Ivey released a statement from her doctor Tuesday that confirmed she did not suffer what some have characterized as a mini-stroke in 2015, while she was traveling to Colorado Springs, Colorado, as lieutenant governor. Dr. Brian Elrod said he examined her a day after she was discharged from a hospital. When news of her illness became public last year, Ivey’s staff initially said she had not been admitted to a hospital.
“The letter I released today from my doctor clearly confirms what I’ve been saying all along. I’m in good health,” Ivey, 74, said before her speech to the Tuscaloosa County Republicans at their Lincoln-Reagan Dinner, held at Bryant-Denny Stadium. “It’s just plum sad that Mayor (Walt) Maddox’s campaign is pushing this issue out just three weeks away from the election. It makes me have to assume that Mayor Maddox is desperate because his liberal record is not connecting with Alabamians.”

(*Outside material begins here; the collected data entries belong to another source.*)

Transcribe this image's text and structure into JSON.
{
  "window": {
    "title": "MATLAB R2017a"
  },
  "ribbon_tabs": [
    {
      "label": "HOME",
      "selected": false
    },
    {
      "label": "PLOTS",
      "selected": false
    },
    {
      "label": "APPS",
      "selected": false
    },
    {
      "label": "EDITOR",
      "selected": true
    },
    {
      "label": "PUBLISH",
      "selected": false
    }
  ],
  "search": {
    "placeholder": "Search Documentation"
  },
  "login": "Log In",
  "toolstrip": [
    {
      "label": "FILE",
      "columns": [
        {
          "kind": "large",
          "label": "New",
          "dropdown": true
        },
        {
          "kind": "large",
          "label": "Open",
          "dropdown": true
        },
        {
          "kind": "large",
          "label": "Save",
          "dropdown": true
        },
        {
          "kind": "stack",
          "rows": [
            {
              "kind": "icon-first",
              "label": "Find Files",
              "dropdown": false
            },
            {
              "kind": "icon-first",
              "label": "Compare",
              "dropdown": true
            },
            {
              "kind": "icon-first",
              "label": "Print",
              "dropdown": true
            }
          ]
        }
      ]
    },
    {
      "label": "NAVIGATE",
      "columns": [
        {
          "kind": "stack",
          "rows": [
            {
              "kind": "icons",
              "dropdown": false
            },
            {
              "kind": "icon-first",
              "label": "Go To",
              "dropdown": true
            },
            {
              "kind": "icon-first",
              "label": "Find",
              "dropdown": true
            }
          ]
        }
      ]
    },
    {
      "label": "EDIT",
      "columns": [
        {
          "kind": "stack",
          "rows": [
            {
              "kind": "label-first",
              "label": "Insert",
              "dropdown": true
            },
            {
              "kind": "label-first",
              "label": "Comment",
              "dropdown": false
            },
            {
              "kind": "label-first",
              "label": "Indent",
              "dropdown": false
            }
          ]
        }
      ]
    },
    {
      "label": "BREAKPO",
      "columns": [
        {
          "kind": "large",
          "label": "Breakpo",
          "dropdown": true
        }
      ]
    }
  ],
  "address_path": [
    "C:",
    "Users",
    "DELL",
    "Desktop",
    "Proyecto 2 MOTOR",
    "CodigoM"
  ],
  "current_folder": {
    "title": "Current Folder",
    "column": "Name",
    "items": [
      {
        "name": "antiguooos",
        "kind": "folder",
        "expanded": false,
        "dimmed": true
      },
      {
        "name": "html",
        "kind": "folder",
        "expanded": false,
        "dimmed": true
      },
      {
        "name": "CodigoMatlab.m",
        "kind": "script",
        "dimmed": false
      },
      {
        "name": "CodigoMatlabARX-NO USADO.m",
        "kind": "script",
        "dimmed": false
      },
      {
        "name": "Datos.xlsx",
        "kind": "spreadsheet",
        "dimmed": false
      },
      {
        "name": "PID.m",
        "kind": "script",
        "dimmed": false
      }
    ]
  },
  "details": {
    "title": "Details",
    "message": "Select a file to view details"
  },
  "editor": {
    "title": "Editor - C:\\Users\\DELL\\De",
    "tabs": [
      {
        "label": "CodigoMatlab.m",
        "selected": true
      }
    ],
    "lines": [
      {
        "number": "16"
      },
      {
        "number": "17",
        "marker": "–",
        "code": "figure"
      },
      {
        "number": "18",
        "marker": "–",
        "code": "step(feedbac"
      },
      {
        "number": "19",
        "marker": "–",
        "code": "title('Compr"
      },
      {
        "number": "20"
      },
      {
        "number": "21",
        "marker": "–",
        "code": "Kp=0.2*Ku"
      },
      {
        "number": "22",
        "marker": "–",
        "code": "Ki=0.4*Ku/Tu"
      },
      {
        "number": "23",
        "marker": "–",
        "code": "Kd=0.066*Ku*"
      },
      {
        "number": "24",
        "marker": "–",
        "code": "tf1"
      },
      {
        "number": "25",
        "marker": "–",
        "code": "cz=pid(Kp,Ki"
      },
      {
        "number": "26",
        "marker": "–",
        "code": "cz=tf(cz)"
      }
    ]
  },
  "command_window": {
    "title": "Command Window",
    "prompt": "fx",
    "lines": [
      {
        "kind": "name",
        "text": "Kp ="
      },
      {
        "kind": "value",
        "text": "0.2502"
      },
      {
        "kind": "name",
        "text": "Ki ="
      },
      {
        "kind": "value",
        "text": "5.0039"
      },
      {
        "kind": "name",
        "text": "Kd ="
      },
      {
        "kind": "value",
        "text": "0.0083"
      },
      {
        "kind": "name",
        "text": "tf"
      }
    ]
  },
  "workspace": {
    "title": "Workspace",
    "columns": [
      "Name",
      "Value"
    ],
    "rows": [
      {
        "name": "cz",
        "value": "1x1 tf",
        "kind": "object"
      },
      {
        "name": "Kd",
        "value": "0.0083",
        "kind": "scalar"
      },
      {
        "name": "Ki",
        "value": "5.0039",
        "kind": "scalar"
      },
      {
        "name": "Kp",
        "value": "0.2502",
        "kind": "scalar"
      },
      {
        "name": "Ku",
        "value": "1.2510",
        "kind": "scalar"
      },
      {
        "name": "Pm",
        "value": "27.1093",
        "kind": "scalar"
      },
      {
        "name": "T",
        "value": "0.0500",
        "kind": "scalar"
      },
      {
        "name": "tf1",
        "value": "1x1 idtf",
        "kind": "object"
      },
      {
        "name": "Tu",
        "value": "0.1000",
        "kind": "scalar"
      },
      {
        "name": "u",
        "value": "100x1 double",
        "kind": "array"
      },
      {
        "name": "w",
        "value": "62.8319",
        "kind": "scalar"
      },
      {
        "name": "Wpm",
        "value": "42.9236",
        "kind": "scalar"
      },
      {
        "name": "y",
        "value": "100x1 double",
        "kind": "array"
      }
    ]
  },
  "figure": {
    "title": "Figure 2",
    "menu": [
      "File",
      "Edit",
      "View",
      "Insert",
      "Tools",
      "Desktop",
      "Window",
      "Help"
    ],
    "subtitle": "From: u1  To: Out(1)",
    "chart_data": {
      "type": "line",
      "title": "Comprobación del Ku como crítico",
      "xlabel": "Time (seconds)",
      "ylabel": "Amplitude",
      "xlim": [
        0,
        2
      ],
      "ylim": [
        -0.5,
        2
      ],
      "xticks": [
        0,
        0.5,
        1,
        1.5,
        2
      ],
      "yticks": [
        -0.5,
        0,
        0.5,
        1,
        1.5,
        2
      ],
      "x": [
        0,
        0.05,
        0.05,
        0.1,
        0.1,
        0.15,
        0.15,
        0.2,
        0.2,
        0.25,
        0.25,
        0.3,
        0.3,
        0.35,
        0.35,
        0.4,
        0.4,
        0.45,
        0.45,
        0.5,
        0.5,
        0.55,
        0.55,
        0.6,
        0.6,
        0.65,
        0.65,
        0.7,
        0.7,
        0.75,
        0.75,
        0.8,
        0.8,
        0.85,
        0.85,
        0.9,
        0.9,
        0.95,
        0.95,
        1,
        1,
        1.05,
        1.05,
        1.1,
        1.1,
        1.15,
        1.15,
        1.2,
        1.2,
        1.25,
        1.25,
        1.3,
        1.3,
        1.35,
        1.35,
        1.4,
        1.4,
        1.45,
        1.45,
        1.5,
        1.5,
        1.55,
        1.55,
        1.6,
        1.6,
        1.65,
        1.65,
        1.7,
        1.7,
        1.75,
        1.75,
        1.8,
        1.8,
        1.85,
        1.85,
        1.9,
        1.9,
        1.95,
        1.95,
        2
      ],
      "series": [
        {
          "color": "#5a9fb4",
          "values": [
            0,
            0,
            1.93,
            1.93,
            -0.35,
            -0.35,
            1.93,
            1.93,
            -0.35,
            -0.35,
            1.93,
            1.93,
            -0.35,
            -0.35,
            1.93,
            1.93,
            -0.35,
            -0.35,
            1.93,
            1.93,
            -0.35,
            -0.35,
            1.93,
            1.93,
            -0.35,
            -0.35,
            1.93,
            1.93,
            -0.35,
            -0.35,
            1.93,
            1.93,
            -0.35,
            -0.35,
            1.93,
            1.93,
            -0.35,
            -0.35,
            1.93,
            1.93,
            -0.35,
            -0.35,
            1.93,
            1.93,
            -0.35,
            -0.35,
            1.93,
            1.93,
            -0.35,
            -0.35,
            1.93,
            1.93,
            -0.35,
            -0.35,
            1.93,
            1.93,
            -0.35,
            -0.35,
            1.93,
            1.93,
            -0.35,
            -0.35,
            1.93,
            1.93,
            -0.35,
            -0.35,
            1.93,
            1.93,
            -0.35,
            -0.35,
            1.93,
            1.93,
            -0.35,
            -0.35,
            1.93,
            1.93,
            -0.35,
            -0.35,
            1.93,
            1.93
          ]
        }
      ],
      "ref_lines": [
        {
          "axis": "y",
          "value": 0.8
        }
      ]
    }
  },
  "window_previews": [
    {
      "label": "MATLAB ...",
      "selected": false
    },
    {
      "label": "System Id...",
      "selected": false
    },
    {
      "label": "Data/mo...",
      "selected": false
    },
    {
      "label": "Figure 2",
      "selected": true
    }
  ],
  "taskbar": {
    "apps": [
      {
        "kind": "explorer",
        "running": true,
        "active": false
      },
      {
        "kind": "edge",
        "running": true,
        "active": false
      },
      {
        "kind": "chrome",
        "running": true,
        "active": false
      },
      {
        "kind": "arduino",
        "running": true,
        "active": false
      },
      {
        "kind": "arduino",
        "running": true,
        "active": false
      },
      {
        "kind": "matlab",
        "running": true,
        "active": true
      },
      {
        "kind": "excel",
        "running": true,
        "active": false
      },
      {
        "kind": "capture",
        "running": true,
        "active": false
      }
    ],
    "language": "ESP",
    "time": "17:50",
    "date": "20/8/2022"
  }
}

Ivey said she suffered “altitude illness” in Colorado, but she said her health is fine now.
Ivey again sidestepped another of Maddox’s criticisms, that the governor would not go head to head with him in a debate. With the Alabama Crimson Tide’s field just outside a window, Ivey was asked if she was sitting on a lead and running out the clock.
“I’m as busy as a bee in a tar bucket!” she exclaimed. “With the hurricane to deal with plus the campaign and official duties, I have no plans to debate.”
The controversy over Ivey’s health first appeared last year when Spencer Collier, the head of what is now the Alabama Law Enforcement Agency, said that one of his troopers who was with Ivey reported that she suffered a transient ischemic attack, often called a mini-stroke, and was incoherent. Collier claimed that he was told by Ivey’s chief of staff, Steve Pelham, not to tell anyone that she had been in the hospital. A spokesman for the governor has disputed Collier’s claim.
Collier was dismissed as law enforcement secretary by then-Gov. Robert Bentley, after Collier went public with accusations that Bentley was having an affair with a woman on his staff. The affair led to a divorce between Bentley and his wife and eventually to his resignation, which resulted in Ivey taking over as governor.